The demon screamed. Smoke poured from the cracks in its body. The false flesh sloughed like tar. Its face—once radiant, once beautiful and godlike—melted. The human illusion burned away, revealing the twisted, scaled, horned truth beneath. Caelin kicked it back, sword rising.
"This battle is not mine," he roared, voice echoing with holy fire,
"but Yours, O lord!"
He struck again, and again....and again. Each blow landed with the sound of thunder and tearing metal. Karaziel stumbled, shrieking, blind, raging and lost.
"Your name is ash!" Caelin shouted.
One final strike. His sword, Dareth's sword, pierced straight through the demon's heart.
The chamber pulsed once, violently. And then—silence. Karaziel gasped. His burning eyes met Caelin's one last time.
"You… were mine… once…"
Then he turned to smoke and flame, his body crumbling inward like a dying star.
And was no more.
The chamber rumbled, the ground screamed. The death of the Nephilim did not go unnoticed. All around him, the bowels of the wound convulsed. Pulsing walls split open, bile pouring out like floodwaters. Distant howls echoed through the tunnels—high-pitched, panicked. The lesser demons had felt it… and they were maddened by it.
They were coming.
Caelin dropped to one knee, his breath shallow, his body shaking. The armor was broken in more places than not, the tattered pieces barely clinging to him. Blood dripped from a dozen wounds. Dareth's sword remained clutched in his gauntlet, the blade now slick with black ichor and ash. He tried to rise, one foot slipping in the filth.
He steadied himself on the sword. Around him, the earth shuddered violently, cracking open along the wound. Shrieks drew closer, a cacophony of rage and confusion from the horde that still roamed the tunnels.

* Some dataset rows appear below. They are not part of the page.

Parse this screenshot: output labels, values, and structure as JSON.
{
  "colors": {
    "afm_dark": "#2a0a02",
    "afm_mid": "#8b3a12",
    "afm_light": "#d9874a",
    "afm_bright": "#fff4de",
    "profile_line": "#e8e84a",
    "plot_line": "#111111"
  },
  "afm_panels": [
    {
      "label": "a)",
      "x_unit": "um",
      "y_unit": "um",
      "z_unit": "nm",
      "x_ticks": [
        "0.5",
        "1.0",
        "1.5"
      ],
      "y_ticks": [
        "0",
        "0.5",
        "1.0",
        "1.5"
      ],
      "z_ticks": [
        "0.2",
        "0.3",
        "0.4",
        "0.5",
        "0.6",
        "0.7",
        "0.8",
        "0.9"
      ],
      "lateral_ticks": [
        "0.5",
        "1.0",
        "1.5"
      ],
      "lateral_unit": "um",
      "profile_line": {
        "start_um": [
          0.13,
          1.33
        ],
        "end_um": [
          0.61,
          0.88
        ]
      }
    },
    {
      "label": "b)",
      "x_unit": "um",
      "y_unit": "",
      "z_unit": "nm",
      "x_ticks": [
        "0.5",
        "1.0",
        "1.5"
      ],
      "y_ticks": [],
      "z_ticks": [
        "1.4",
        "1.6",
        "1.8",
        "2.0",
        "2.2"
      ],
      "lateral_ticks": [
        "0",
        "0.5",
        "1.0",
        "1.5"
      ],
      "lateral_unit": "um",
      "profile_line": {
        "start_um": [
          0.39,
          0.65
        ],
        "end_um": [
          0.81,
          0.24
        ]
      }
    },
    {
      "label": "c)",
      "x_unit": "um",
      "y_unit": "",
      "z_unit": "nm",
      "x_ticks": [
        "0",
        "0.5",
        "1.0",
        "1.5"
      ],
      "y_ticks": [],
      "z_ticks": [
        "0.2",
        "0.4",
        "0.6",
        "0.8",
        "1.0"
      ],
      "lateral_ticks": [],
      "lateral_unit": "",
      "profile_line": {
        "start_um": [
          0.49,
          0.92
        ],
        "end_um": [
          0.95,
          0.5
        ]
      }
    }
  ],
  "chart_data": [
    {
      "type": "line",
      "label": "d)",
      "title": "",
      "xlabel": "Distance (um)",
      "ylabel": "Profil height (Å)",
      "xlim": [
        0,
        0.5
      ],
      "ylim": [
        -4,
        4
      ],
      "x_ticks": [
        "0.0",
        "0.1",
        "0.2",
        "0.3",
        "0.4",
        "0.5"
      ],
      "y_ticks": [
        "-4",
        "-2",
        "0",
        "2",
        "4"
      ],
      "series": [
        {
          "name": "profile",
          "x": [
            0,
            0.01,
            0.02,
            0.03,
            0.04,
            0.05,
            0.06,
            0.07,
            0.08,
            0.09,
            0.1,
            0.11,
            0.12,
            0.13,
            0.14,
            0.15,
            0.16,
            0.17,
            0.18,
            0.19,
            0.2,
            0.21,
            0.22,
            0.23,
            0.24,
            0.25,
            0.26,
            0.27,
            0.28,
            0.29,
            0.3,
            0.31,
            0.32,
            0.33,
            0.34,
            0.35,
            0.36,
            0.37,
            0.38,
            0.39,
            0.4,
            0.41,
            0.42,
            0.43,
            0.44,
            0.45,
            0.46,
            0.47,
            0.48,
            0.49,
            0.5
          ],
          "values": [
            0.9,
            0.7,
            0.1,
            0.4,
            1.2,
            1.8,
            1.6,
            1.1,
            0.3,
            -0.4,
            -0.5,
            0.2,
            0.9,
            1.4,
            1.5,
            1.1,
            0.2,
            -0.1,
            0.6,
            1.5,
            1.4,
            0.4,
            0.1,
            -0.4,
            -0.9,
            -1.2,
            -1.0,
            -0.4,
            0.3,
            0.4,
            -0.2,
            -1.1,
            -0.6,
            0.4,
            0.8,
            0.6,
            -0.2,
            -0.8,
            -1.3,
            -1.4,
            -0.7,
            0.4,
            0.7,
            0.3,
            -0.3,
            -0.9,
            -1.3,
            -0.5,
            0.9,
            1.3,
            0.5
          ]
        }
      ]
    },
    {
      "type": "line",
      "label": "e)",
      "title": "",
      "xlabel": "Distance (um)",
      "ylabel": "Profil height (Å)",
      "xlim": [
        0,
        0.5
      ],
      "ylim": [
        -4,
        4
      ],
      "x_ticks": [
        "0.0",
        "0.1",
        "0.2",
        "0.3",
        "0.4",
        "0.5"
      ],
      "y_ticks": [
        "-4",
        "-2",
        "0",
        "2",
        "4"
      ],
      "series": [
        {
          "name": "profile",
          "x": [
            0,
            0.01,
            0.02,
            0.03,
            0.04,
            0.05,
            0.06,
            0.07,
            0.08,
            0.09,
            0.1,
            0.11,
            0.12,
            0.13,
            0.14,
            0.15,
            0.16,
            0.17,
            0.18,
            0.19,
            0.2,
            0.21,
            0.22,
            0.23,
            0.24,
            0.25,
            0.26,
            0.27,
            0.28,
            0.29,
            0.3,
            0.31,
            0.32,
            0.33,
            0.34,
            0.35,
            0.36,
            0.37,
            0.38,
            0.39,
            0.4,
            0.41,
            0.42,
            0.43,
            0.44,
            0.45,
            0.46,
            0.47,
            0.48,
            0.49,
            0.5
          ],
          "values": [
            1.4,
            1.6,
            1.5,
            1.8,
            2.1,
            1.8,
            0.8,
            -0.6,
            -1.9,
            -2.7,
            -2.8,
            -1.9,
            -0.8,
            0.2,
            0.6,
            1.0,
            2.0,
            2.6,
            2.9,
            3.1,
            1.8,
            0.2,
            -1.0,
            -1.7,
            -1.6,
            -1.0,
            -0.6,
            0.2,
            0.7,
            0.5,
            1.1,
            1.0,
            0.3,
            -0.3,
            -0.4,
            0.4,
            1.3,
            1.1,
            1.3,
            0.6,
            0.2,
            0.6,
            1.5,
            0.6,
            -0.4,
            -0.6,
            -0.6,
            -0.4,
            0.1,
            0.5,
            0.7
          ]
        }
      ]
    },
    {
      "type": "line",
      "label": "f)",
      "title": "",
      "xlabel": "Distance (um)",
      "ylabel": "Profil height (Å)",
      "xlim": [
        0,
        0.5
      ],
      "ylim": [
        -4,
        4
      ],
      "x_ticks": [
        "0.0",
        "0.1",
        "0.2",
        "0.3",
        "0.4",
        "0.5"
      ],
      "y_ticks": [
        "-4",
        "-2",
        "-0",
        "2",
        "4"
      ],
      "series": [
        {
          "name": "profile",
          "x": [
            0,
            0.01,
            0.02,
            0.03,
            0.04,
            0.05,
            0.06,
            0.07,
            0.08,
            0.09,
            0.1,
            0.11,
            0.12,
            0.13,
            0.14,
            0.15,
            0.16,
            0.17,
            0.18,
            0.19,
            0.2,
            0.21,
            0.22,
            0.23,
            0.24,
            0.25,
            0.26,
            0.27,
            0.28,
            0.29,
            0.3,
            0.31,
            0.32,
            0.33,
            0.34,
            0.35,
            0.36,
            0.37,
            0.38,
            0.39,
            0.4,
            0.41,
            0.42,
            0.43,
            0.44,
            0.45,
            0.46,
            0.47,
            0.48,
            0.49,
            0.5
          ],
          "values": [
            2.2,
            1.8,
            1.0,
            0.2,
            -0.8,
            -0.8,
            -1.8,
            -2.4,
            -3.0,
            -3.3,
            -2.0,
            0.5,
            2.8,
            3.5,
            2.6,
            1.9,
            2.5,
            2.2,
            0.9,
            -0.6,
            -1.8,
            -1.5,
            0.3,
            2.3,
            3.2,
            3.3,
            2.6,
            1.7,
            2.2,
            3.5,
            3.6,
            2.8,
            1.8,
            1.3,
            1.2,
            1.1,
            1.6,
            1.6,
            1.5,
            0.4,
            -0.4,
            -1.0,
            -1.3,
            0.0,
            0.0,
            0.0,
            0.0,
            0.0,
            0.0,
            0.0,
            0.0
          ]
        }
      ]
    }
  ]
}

Caelin looked up, vision blurred, lungs burning. And then—light.
From above, through the jagged fissures of the earth and ruin, a single ray of golden light pierced the darkness. It shone down upon him like a spotlight from the heavens.
It was warm. Gentle and unmistakable.
Caelin smiled, barely. A whisper escaped him:
"Lord… I did not fall today…"
And then he collapsed backward into the ichor-soaked earth, collapsing trom exhaustion. The demons howled around him, but the light in the chamber did not fade.